Le gilet stabilisateur se dégonfle, je ne flotte plus, je glisse doucement vers le bas. Une troisième dimension d’espace vient de s’ouvrir : je peux enfin voler ! Oiseau, ou peut-être poisson, je découvre petit à petit comment monter, descendre, me poser en douceur sur le fond sablonneux. J’apprends à jouer avec mes poumons, pour flotter un peu plus, un peu moins. Je découvre aussi que je peux monter ou descendre d’un simple coup de palmes. Dans ce monde, je suis un nouveau-né : je fais connaissance avec une nouvelle façon d’être-là et de me déplacer.

J’avais oublié le temps. Maintenant, je redécouvre l’espace. Sous l’œil circonspect d’un requin à pointe blanche, d’une murène tachetée, j’apprends la liberté.

Un lundi au soleil, fragment 1 — L’envol du temps

mercredi 19 avril 2006

La journée n’avait pas été de tout repos. Le matin tôt, j’avais fermé la maison pour la semaine, et j’avais embarqué pour le bureau chargé comme un baudet, avec armes et bagages, et aussi cette pointe d’angoisse qui accompagne chaque départ pour une contrée lointaine. Une journée de travail remplie au maximum pour libérer ma tête des affaires en souffrance avaient finalement gommé la peur sournoise qui me nouait les tripes, et la fatigue l’avait même transmuée en une ivresse joyeuse et inoxydable. Tous ensembles nous partions pour un coin de paradis sur Terre.

À près de neuf mille kilomètres de là, nous descendons de l’avion. Sorti sur le tarmac en tenue parisienne, je marche quelque pas dans la moiteur brûlante avant de m’arrêter là, tant il est impérieux, par simple réflexe de survie, de quitter sur-le-champ pull et blouson. Le hall est heureusement climatisé. Nous confions nos bagages aux GO venus nous accueillir, et nous nous posons là, à la terrasse du bar, terrassés de chaleur.

Épuisé par la dette de sommeil des jours précédents conjuguée aux heures de sommeil tordu sur un siège de charter, hébété de lumière et de canicule, je ne sais déjà plus très bien quel jour on est. Je ne sais pas très bien non plus quelle heure il est, et à ce moment-là en vérité cela n’a pas vraiment d’importance. Je ne pense même pas à régler ma montre sur le fuseau horaire local. Tout cela me devient étrange, étranger, je sens confusément que j’ai perdu de vue ce que pouvaient signifier ces aiguilles qui se courent après sur mon poignet.

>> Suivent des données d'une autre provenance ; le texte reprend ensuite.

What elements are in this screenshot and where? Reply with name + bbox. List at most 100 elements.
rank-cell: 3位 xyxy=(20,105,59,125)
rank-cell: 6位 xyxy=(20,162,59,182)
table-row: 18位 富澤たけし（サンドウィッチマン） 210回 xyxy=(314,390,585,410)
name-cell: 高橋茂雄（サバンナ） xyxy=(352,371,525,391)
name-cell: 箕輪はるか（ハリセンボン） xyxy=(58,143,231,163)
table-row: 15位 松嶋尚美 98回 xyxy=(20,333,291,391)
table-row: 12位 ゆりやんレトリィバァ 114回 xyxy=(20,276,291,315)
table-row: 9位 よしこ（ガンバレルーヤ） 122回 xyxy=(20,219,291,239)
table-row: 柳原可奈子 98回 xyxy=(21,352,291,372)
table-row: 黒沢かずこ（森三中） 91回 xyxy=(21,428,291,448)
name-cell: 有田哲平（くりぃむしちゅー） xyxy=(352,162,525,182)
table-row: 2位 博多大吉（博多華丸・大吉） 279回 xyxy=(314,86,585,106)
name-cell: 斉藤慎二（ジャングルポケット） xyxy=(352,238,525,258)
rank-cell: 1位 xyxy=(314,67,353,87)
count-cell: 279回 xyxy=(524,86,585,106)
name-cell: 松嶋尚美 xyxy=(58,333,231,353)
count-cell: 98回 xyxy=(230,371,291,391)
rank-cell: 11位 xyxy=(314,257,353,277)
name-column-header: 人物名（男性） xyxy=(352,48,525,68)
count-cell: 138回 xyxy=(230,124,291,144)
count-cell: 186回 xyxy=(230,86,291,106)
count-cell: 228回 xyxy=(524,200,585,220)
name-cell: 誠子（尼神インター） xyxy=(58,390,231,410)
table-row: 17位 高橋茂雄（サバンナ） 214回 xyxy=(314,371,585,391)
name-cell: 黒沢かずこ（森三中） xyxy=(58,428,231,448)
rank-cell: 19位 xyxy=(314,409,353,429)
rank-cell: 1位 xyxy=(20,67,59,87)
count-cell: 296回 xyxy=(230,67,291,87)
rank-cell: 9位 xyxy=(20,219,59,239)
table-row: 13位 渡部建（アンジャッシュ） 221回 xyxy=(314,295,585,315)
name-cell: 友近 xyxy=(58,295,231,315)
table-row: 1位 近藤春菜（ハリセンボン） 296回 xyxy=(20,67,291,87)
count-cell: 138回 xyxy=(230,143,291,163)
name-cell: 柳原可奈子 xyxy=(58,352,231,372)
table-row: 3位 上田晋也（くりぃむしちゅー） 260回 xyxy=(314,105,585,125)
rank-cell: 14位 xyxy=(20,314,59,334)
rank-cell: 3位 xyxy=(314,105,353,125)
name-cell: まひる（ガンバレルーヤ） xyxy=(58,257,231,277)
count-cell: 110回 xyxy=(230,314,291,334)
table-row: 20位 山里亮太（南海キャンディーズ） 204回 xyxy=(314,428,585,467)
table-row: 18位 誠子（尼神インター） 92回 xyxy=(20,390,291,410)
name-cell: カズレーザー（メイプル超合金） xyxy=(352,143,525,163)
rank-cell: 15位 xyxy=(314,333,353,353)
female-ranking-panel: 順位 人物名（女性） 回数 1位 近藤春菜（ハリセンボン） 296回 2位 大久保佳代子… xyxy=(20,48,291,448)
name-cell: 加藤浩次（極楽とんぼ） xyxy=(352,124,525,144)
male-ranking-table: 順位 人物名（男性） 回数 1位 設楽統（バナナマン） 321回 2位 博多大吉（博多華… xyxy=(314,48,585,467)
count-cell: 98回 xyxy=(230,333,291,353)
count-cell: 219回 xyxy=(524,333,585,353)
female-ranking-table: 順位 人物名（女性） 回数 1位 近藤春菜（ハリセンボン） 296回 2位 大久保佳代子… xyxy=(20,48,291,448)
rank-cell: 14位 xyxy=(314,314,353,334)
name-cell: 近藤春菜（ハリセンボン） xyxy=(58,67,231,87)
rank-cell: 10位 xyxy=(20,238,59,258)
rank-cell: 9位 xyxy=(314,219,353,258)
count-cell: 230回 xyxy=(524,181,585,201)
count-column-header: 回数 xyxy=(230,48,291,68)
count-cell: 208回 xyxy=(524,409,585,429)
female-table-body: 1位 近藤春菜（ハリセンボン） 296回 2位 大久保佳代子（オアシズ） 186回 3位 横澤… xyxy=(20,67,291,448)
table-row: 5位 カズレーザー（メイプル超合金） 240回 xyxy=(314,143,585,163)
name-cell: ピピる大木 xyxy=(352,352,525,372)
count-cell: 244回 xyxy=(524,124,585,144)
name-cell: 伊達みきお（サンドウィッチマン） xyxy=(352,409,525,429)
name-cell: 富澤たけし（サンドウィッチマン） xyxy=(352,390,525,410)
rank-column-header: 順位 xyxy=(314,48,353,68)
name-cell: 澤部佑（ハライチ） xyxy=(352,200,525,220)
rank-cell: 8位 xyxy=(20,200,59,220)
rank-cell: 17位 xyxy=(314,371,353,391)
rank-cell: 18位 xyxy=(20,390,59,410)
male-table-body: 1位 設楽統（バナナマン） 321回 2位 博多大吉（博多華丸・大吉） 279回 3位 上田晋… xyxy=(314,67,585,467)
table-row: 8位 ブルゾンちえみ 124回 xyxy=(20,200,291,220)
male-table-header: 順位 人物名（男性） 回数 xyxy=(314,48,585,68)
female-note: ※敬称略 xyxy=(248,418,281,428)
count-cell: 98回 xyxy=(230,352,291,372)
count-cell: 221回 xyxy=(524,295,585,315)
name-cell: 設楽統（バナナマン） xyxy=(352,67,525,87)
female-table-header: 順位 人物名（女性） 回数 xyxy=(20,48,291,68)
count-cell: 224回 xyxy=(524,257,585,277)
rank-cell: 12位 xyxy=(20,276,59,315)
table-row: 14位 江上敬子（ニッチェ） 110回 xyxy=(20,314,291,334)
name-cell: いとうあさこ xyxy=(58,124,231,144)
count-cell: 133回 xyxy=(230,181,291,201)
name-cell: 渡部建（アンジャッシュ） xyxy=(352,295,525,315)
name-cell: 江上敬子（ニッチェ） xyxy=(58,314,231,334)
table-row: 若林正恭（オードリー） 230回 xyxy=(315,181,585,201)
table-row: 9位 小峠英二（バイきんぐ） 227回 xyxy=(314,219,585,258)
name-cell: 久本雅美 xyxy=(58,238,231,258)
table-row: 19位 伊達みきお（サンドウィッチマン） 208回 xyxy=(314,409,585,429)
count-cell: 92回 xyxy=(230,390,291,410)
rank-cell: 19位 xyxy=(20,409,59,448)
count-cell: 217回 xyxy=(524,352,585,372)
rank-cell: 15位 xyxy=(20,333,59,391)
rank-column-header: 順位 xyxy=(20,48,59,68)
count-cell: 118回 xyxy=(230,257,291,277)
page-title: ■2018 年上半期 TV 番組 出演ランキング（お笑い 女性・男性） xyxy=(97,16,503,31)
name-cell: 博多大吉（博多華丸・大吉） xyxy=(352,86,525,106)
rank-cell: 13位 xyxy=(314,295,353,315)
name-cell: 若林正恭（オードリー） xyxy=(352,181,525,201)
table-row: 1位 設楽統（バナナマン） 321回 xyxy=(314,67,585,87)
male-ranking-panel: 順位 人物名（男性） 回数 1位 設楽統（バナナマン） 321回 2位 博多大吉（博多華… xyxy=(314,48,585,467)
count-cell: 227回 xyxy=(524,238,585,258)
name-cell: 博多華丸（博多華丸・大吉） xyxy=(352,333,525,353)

Pour un moment fugace, le temps se défile, sa trame se relâche, et je glisse entre les mailles.

Un lundi au soleil

mardi 18 avril 2006

Silence radio complet la semaine passée… car j’étais à neuf mille kilomètres de la maison, et hors d’atteinte de toute espèce d’accès Internet. J’ai ressorti les cahiers et les crayons, noté ce qui me passait par la tête, et surtout profité du soleil, du sable blanc et de l’eau turquoise du lagon. Dès demain, le soleil des Maldives s’invitera ici pour quelques pages du carnet de voyage.

Hors limites

lundi 10 avril 2006

Jamais avec les ex. Tu m’avais dit il y a longtemps qu’on renonçait au sexe quand l’histoire était finie. Les anciennes amours et les amantes de passage une fois perdues de vue, c’était zone interdite. J’ai fait mienne cette règle, fièrement intègre, droit dans mes bottes, jusqu’au jour où.